Quanto ao Procedimento Ordinário ou Sumário, não há mistério. Opera-se pelo valor do bem móvel. Se o valor do bem não ultrapassar o valor de 20 salários mínimos, aplica-se o Procedimento Sumário (CPC, artigo 275, I), se exceder este valor, aplica-se o Procedimento Ordinário, sempre se respeitando o foro competente (artigo 94 e seguintes do Código de Processo Civil).
No Procedimento junto ao Juizado Especial Cível, primeiramente, o bem não se pode ultrapassar o valor de 20 salários mínimos. Mas seu processamento esbarra junto a esta lei especial, uma vez que não se admite a citação por edital (artigo 18, parágrafo 2º da Lei n.º 9.099/95) do(s) réu(s) e do(s) terceiro(s) interessado(s) que não puderem ser individualizados ou não tiverem endereço certo. Porém, não se vê empecilho algum, no seu processamento junto ao Juizado se o(s) réu(s) e ou terceiro(s) interessado(s) tiverem endereço certo, sempre respeitando, no entanto, o foro competente (artigo 4º e seguintes da Lei nº 9.099/95).
O usucapião de bem móvel se assemelha ao de bem imóvel, no que tange à citação do terceiro interessado. No usucapião de bem imóvel é necessário que se faça à citação da pessoa em que o nome se encontra registrado junto ao Registro de Imóveis e dos confrontantes do imóvel. No usucapião de bem móvel é necessário também à citação da pessoa que era proprietária do bem, bem como os anteriores proprietários (os mais antigos), este como terceiro interessado.
Quando não se tem conhecimento ou não se possa localizar, nem a pessoa que era proprietária do bem, nem os anteriores proprietários, far-se-á a citação por edital.
Conclui-se então, que para o processamento junto ao Juizado Especial Cível, sempre será necessário individualizar o réu e os terceiro interessado.
Intervenção do Ministério Público
No meu humilde ponto de vista, não existe necessidade da intervenção do Ministério Público nas ações de usucapião de bem móvel.
Em primeiro lugar, não está incluído nos incisos do artigo 82 do Código de Processo Civil, a necessidade da sua intervenção, uma vez que tal artigo tem interpretação taxativa.
Em segundo lugar, não se aplica também o artigo 83 e seus incisos do Código de Processo Civil, uma vez que o artigo 944 do mesmo diploma legal apenas se refere ao usucapião de terras particulares, não podendo, porém, fazer a sua aplicação subsidiária ao usucapião de bem móvel, uma vez que mesmo que parecidos os procedimentos, o usucapião de bem móvel não tem procedimento específico junto ao Código de Processo Civil.
Requisitos
Orlando Gomes, ao discorrer sobre o usucapião, aponta uma série de requisitos necessários para a sua ocorrência, classificando-os em: pessoais, reais e formais. (Direitos Reais. Rio de Janeiro: Forense, 10ª ed., 2ª tiragem. 1991 p.154).
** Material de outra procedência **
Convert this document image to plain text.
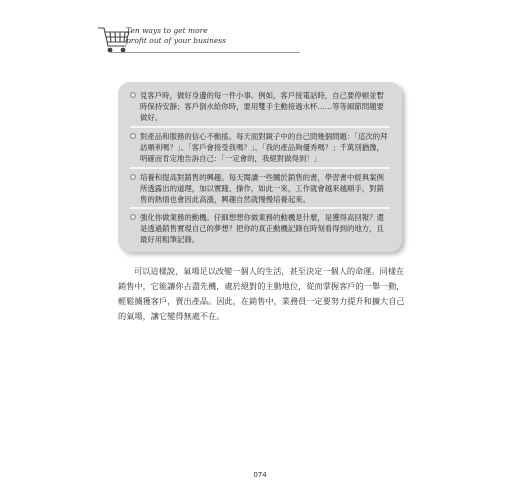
Ten ways to get more
profit out of your business
見客戶時，做好身邊的每一件小事。例如，客戶接電話時，自己要停頓並暫時保持安靜；客戶倒水給你時，要用雙手主動接過水杯……等等細節問題要做好。
對產品和服務的信心不動搖。每天面對鏡子中的自己問幾個問題：「這次的拜訪順利嗎？」、「客戶會接受我嗎？」、「我的產品夠優秀嗎？」千萬別猶豫，明確而肯定地告訴自己：「一定會的，我絕對做得到！」
培養和提高對銷售的興趣。每天閱讀一些關於銷售的書，學習書中經典案例所透露出的道理，加以實踐、操作，如此一來，工作就會越來越順手，對銷售的熱情也會因此高漲，興趣自然就慢慢培養起來。
強化你做業務的動機。仔細想想你做業務的動機是什麼，是獲得高回報？還是透過銷售實現自己的夢想？把你的真正動機記錄在時刻看得到的地方，且最好用粗筆記錄。

可以這樣說，氣場足以改變一個人的生活，甚至決定一個人的命運。同樣在銷售中，它能讓你占盡先機，處於絕對的主動地位，從而掌握客戶的一舉一動，輕鬆擄獲客戶，賣出產品。因此，在銷售中，業務員一定要努力提升和擴大自己的氣場，讓它變得無處不在。

074
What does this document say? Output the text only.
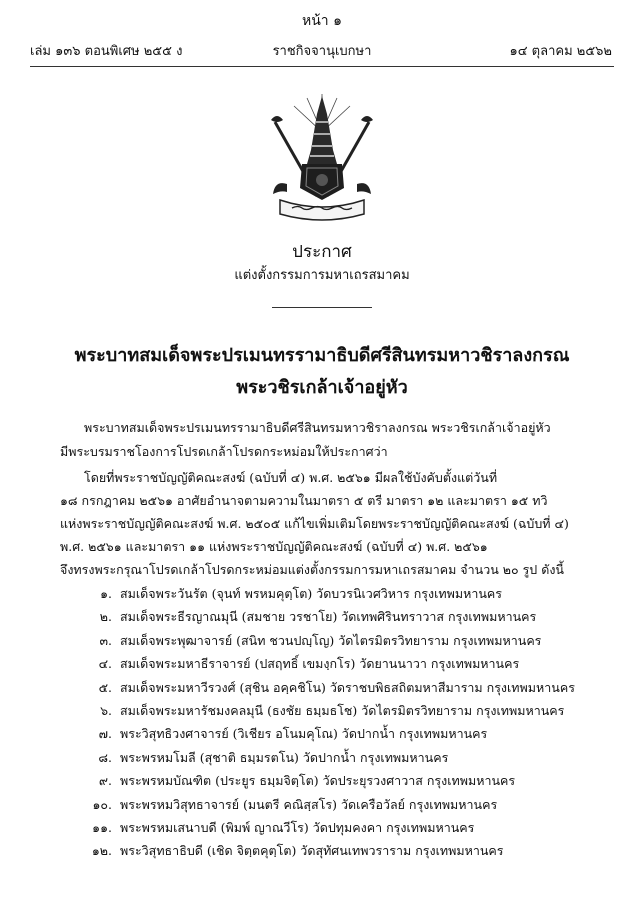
หน้า ๑
เล่ม ๑๓๖ ตอนพิเศษ ๒๕๕ ง	ราชกิจจานุเบกษา	๑๔ ตุลาคม ๒๕๖๒
ประกาศ
แต่งตั้งกรรมการมหาเถรสมาคม
พระบาทสมเด็จพระปรเมนทรรามาธิบดีศรีสินทรมหาวชิราลงกรณ
พระวชิรเกล้าเจ้าอยู่หัว
พระบาทสมเด็จพระปรเมนทรรามาธิบดีศรีสินทรมหาวชิราลงกรณ พระวชิรเกล้าเจ้าอยู่หัว
มีพระบรมราชโองการโปรดเกล้าโปรดกระหม่อมให้ประกาศว่า
โดยที่พระราชบัญญัติคณะสงฆ์ (ฉบับที่ ๔) พ.ศ. ๒๕๖๑ มีผลใช้บังคับตั้งแต่วันที่
๑๘ กรกฎาคม ๒๕๖๑ อาศัยอำนาจตามความในมาตรา ๕ ตรี มาตรา ๑๒ และมาตรา ๑๕ ทวิ
แห่งพระราชบัญญัติคณะสงฆ์ พ.ศ. ๒๕๐๕ แก้ไขเพิ่มเติมโดยพระราชบัญญัติคณะสงฆ์ (ฉบับที่ ๔)
พ.ศ. ๒๕๖๑ และมาตรา ๑๑ แห่งพระราชบัญญัติคณะสงฆ์ (ฉบับที่ ๔) พ.ศ. ๒๕๖๑
จึงทรงพระกรุณาโปรดเกล้าโปรดกระหม่อมแต่งตั้งกรรมการมหาเถรสมาคม จำนวน ๒๐ รูป ดังนี้
๑. สมเด็จพระวันรัต (จุนท์ พรหมคุตฺโต) วัดบวรนิเวศวิหาร กรุงเทพมหานคร
๒. สมเด็จพระธีรญาณมุนี (สมชาย วรชาโย) วัดเทพศิรินทราวาส กรุงเทพมหานคร
๓. สมเด็จพระพุฒาจารย์ (สนิท ชวนปญฺโญ) วัดไตรมิตรวิทยาราม กรุงเทพมหานคร
๔. สมเด็จพระมหาธีราจารย์ (ปสฤทธิ์ เขมงฺกโร) วัดยานนาวา กรุงเทพมหานคร
๕. สมเด็จพระมหาวีรวงศ์ (สุชิน อคฺคชิโน) วัดราชบพิธสถิตมหาสีมาราม กรุงเทพมหานคร
๖. สมเด็จพระมหารัชมงคลมุนี (ธงชัย ธมฺมธโช) วัดไตรมิตรวิทยาราม กรุงเทพมหานคร
๗. พระวิสุทธิวงศาจารย์ (วิเชียร อโนมคุโณ) วัดปากน้ำ กรุงเทพมหานคร
๘. พระพรหมโมลี (สุชาติ ธมฺมรตโน) วัดปากน้ำ กรุงเทพมหานคร
๙. พระพรหมบัณฑิต (ประยูร ธมฺมจิตฺโต) วัดประยุรวงศาวาส กรุงเทพมหานคร
๑๐. พระพรหมวิสุทธาจารย์ (มนตรี คณิสฺสโร) วัดเครือวัลย์ กรุงเทพมหานคร
๑๑. พระพรหมเสนาบดี (พิมพ์ ญาณวีโร) วัดปทุมคงคา กรุงเทพมหานคร
๑๒. พระวิสุทธาธิบดี (เชิด จิตฺตคุตฺโต) วัดสุทัศนเทพวราราม กรุงเทพมหานคร
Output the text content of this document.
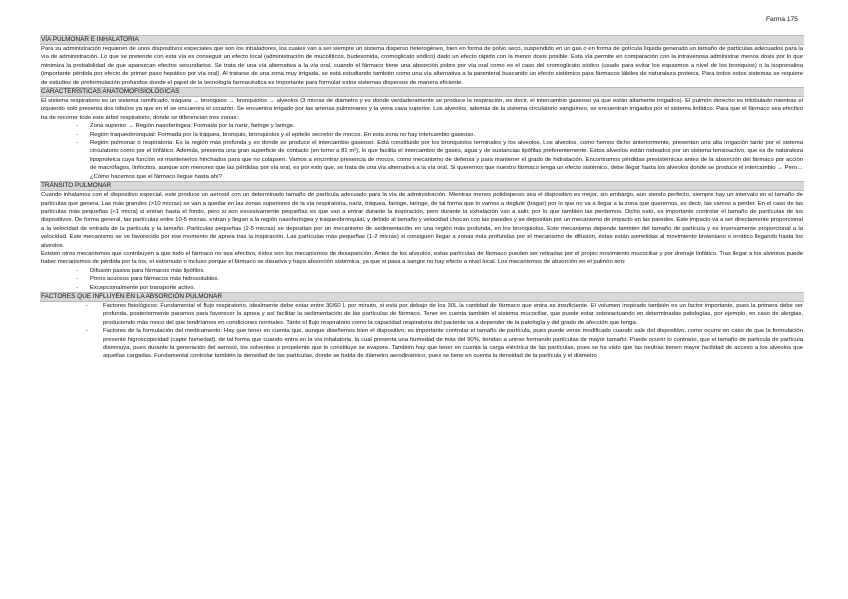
Farma 175
VÍA PULMONAR E INHALATORIA

Para su administración requieren de unos dispositivos especiales que son los inhaladores, los cuales van a ser siempre un sistema disperso heterogéneo, bien en forma de polvo seco, suspendido en un gas o en forma de gotícula líquida generado un tamaño de partículas adecuados para la vía de administración. Lo que se pretende con esta vía es conseguir un efecto local (administración de mucolíticos, budesonida, cromoglicato sódico) dado un efecto rápido con la menor dosis posible. Esta vía permite en comparación con la intravenosa administrar menos dosis por lo que minimiza la probabilidad de que aparezcan efectos secundarios. Se trata de una vía alternativa a la vía oral, cuando el fármaco tiene una absorción pobre por vía oral como es el caso del cromoglicato sódico (usado para evitar los espasmos a nivel de los bronquios) o la isoprenalina (importante pérdida por efecto de primer paso hepático por vía oral). Al tratarse de una zona muy irrigada, se está estudiando también como una vía alternativa a la parenteral buscando un efecto sistémico para fármacos lábiles de naturaleza proteica. Para todos estos sistemas se requiere de estudios de preformulación profundos donde el papel de la tecnología farmacéutica es importante para formular estos sistemas dispersos de manera eficiente.

CARACTERÍSTICAS ANATOMOFISIOLÓGICAS

El sistema respiratorio es un sistema ramificado, tráquea → bronquios → bronquiolos → alveolos (3 micras de diámetro y es donde verdaderamente se produce la respiración, es decir, el intercambio gaseoso ya que están altamente irrigados). El pulmón derecho es trilobulado mientras el izquierdo solo presenta dos lóbulos ya que en el se encuentra el corazón. Se encuentra irrigado por las arterias pulmonares y la vena cava superior. Los alveolos, además de la sistema circulatorio sanguíneo, se encuentran irrigados por el sistema linfático. Para que el fármaco sea efectivo ha de recorrer todo este árbol respiratorio, donde se diferencian tres zonas:

- Zona superior → Región nasofaríngea: Formada por la nariz, faringe y laringe.
- Región traqueobronquial: Formada por la tráquea, bronquio, bronquiolos y el epitelio secretor de mocos. En esta zona no hay intercambio gaseoso.
- Región pulmonar o respiratoria: Es la región más profunda y es donde se produce el intercambio gaseoso. Está constituido por los bronquiolos terminales y los alveolos. Los alveolos, como hemos dicho anteriormente, presentan una alta irrigación tanto por el sistema circulatorio como por el linfático. Además, presenta una gran superficie de contacto (en torno a 81 m²), lo que facilita el intercambio de gases, agua y de sustancias lipófilas preferentemente. Estos alveolos están rodeados por un sistema tensioactivo, que es de naturaleza lipoproteica cuya función es mantenerlos hinchados para que no colapsen. Vamos a encontrar presencia de mocos, como mecanismo de defensa y para mantener el grado de hidratación. Encontramos pérdidas presistémicas antes de la absorción del fármaco por acción de macrófagos, linfocitos, aunque son menores que las pérdidas por vía oral, es por esto que, se trata de una vía alternativa a la vía oral. Si queremos que nuestro fármaco tenga un efecto sistémico, debe llegar hasta los alveolos donde se produce el intercambio → Pero… ¿Cómo hacemos que el fármaco llegue hasta ahí?
TRÁNSITO PULMONAR

Cuando inhalamos con el dispositivo especial, este produce un aerosol con un determinado tamaño de partícula adecuado para la vía de administración. Mientras menos polidisperso sea el dispositivo es mejor, sin embargo, aun siendo perfecto, siempre hay un intervalo en el tamaño de partículas que genera. Las más grandes (>10 micras) se van a quedar en las zonas superiores de la vía respiratoria, nariz, tráquea, faringe, laringe, de tal forma que lo vamos a deglutir (tragar) por lo que no va a llegar a la zona que queremos, es decir, las vamos a perder. En el caso de las partículas más pequeñas (<1 micra) si entran hasta el fondo, pero si son excesivamente pequeñas es que van a entrar durante la inspiración, pero durante la exhalación van a salir, por lo que también las perdemos. Dicho esto, es importante controlar el tamaño de partículas de los dispositivos. De forma general, las partículas entre 10-5 micras, entran y llegan a la región nasofaríngea y traqueobronquial, y debido al tamaño y velocidad chocan con las paredes y se depositan por un mecanismo de impacto en las paredes. Este impacto va a ser directamente proporcional a la velocidad de entrada de la partícula y la tamaño. Partículas pequeñas (2-5 micras) se depositan por un mecanismo de sedimentación en una región más profunda, en los bronquiolos. Este mecanismo depende también del tamaño de partícula y es inversamente proporcional a la velocidad. Este mecanismo se ve favorecido por ese momento de apnea tras la inspiración. Las partículas más pequeñas (1-2 micras) si consiguen llegar a zonas más profundas por el mecanismo de difusión, éstas están sometidas al movimiento browniano o errático llegando hasta los alveolos.

Existen otros mecanismos que contribuyen a que todo el fármaco no sea efectivo, éstos son los mecanismos de desaparición. Antes de los alveolos, estas partículas de fármaco pueden ser retiradas por el propio movimiento mucociliar y por drenaje linfático. Tras llegar a los alveolos puede haber mecanismos de pérdida por la tos, el estornudo o incluso porque el fármaco se disuelva y haya absorción sistémica, ya que si pasa a sangre no hay efecto a nivel local. Los mecanismos de absorción en el pulmón son:

- Difusión pasiva para fármacos más lipófilos.
- Poros acuosos para fármacos más hidrosolubles.
- Excepcionalmente por transporte activo.
FACTORES QUE INFLUYEN EN LA ABSORCIÓN PULMONAR
- Factores fisiológicos: Fundamental el flujo respiratorio, idealmente debe estar entre 30/60 L por minuto, si está por debajo de los 30L la cantidad de fármaco que entra es insuficiente. El volumen inspirado también es un factor importante, pues la primera debe ser profunda, posteriormente paramos para favorecer la apnea y así facilitar la sedimentación de las partículas de fármaco. Tener en cuenta también el sistema mucociliar, que puede estar sobreactuando en determinadas patologías, por ejemplo, en caso de alergias, produciendo más moco del que tendríamos en condiciones normales. Tanto el flujo respiratorio como la capacidad respiratoria del paciente va a depender de la patología y del grado de afección que tenga.
- Factores de la formulación del medicamento: Hay que tener en cuenta que, aunque diseñemos bien el dispositivo, es importante controlar el tamaño de partícula, pues puede verse modificado cuando sale del dispositivo, como ocurre en caso de que la formulación presente higroscopicidad (capte humedad), de tal forma que cuando entra en la vía inhalatoria, la cual presenta una humedad de más del 90%, tiendan a unirse formando partículas de mayor tamaño. Puede ocurrir lo contrario, que el tamaño de partícula de partícula disminuya, pues durante la generación del aerosol, los solventes o propelente que lo constituye se evapore. También hay que tener en cuenta la carga eléctrica de las partículas, pues se ha visto que las neutras tienen mayor facilidad de acceso a los alveolos que aquellas cargadas. Fundamental controlar también la densidad de las partículas, donde se habla de diámetro aerodinámico, pues se tiene en cuenta la densidad de la partícula y el diámetro
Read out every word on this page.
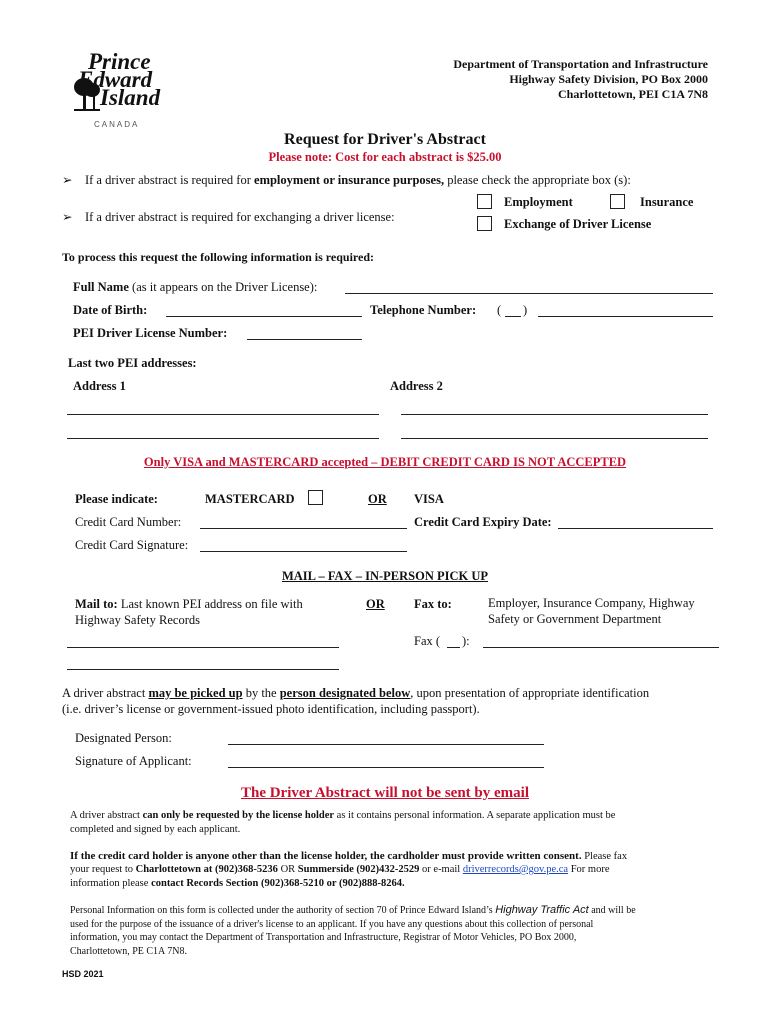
Prince
Edward
Island
CANADA
Department of Transportation and Infrastructure
Highway Safety Division, PO Box 2000
Charlottetown, PEI C1A 7N8
Request for Driver's Abstract
Please note: Cost for each abstract is $25.00
➢ If a driver abstract is required for employment or insurance purposes, please check the appropriate box (s):
➢ If a driver abstract is required for exchanging a driver license:
Employment	Insurance
Exchange of Driver License
To process this request the following information is required:
Full Name (as it appears on the Driver License):
Date of Birth:	Telephone Number: ( )
PEI Driver License Number:
Last two PEI addresses:
Address 1	Address 2
Only VISA and MASTERCARD accepted – DEBIT CREDIT CARD IS NOT ACCEPTED
Please indicate:	MASTERCARD	OR VISA
Credit Card Number:	Credit Card Expiry Date:
Credit Card Signature:
MAIL – FAX – IN-PERSON PICK UP
Mail to: Last known PEI address on file with
Highway Safety Records
OR Fax to:	Employer, Insurance Company, Highway
Safety or Government Department
Fax ( ):
A driver abstract may be picked up by the person designated below, upon presentation of appropriate identification
(i.e. driver’s license or government-issued photo identification, including passport).
Designated Person:
Signature of Applicant:
The Driver Abstract will not be sent by email
A driver abstract can only be requested by the license holder as it contains personal information. A separate application must be
completed and signed by each applicant.
If the credit card holder is anyone other than the license holder, the cardholder must provide written consent. Please fax
your request to Charlottetown at (902)368-5236 OR Summerside (902)432-2529 or e-mail driverrecords@gov.pe.ca For more
information please contact Records Section (902)368-5210 or (902)888-8264.
Personal Information on this form is collected under the authority of section 70 of Prince Edward Island’s Highway Traffic Act and will be
used for the purpose of the issuance of a driver's license to an applicant. If you have any questions about this collection of personal
information, you may contact the Department of Transportation and Infrastructure, Registrar of Motor Vehicles, PO Box 2000,
Charlottetown, PE C1A 7N8.
HSD 2021
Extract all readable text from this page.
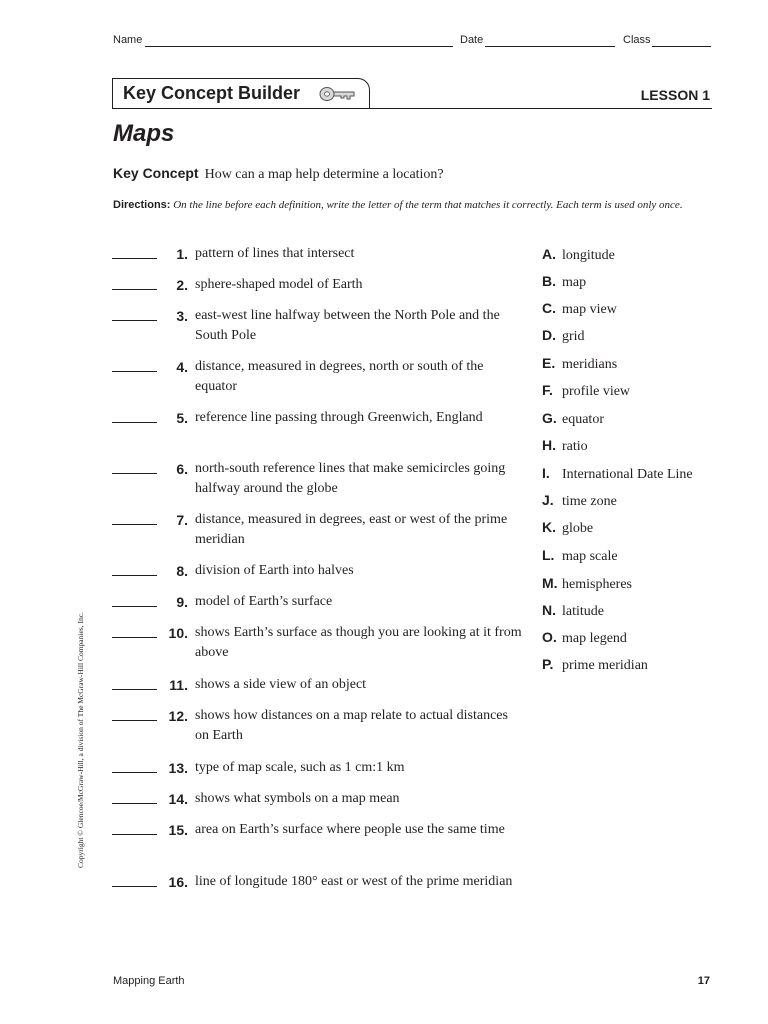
Name	Date	Class
Key Concept Builder	LESSON 1
Maps
Key Concept How can a map help determine a location?
Directions: On the line before each definition, write the letter of the term that matches it correctly. Each term is used only once.
1. pattern of lines that intersect
2. sphere-shaped model of Earth
3. east-west line halfway between the North Pole and the South Pole
4. distance, measured in degrees, north or south of the equator
5. reference line passing through Greenwich, England
6. north-south reference lines that make semicircles going halfway around the globe
7. distance, measured in degrees, east or west of the prime meridian
8. division of Earth into halves
9. model of Earth’s surface
10. shows Earth’s surface as though you are looking at it from above
11. shows a side view of an object
12. shows how distances on a map relate to actual distances on Earth
13. type of map scale, such as 1 cm:1 km
14. shows what symbols on a map mean
15. area on Earth’s surface where people use the same time
16. line of longitude 180° east or west of the prime meridian
A. longitude
B. map
C. map view
D. grid
E. meridians
F. profile view
G. equator
H. ratio
I. International Date Line
J. time zone
K. globe
L. map scale
M. hemispheres
N. latitude
O. map legend
P. prime meridian
Copyright © Glencoe/McGraw-Hill, a division of The McGraw-Hill Companies, Inc.
Mapping Earth	17
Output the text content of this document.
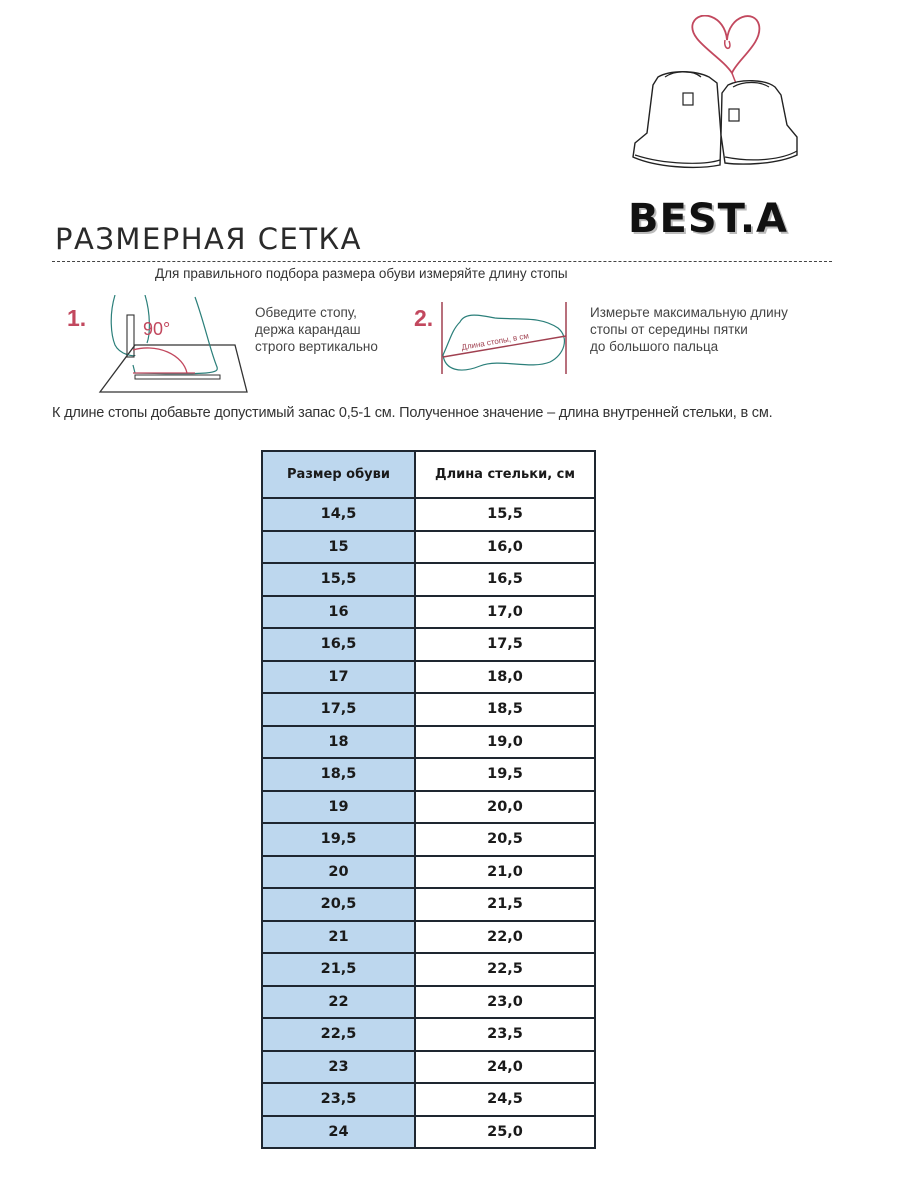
BEST.A
РАЗМЕРНАЯ СЕТКА
Для правильного подбора размера обуви измеряйте длину стопы
1.	90°
Обведите стопу,
держа карандаш
строго вертикально
2.
Длина стопы, в см
Измерьте максимальную длину
стопы от середины пятки
до большого пальца
К длине стопы добавьте допустимый запас 0,5-1 см. Полученное значение – длина внутренней стельки, в см.
Размер обуви	Длина стельки, см
14,5	15,5
15	16,0
15,5	16,5
16	17,0
16,5	17,5
17	18,0
17,5	18,5
18	19,0
18,5	19,5
19	20,0
19,5	20,5
20	21,0
20,5	21,5
21	22,0
21,5	22,5
22	23,0
22,5	23,5
23	24,0
23,5	24,5
24	25,0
São os requisitos pessoais “as exigências em relação à pessoa do possuidor que quer adquirir a coisa por usucapião e do proprietário que, em conseqüência, vem a perdê-la”. Deve o adquirente, portanto, ser capaz e ter qualidade para adquirir por este modo.
Requisitos reais. “Concernem às coisas e direitos suscetíveis de serem usucapidos”. Bens públicos, por exemplo, não podem ser adquiridos por usucapião.
Requisitos formais. “Compreendem os elementos característicos do instituto, que lhe dão fisionomia própria”. No caso em apreço (usucapião de coisa móvel), os requisitos formais são os seguintes: a) posse, a qual deve ser exercida com animus domini, mansa e pacificamente, contínua e publicamente; b) o lapso de tempo.(1)
Usucapião de Automóvel
Existem particularidades a serem esclarecidas ao usucapir um automóvel. A primeira é com relação da existência posse, boa-fé e justo título(2) (documento de propriedade), requisito que está implícito no artigo 618 do Código Civil, pois o artigo 619 do mesmo diploma legal, descreve que poderá usucapir o bem móvel independente de título ou boa-fé.
Então a dúvida paira; deve-se usucapir o automóvel com três ou com cinco anos. É de se analisar as circunstâncias que levaram a necessidade de usucapir o automóvel.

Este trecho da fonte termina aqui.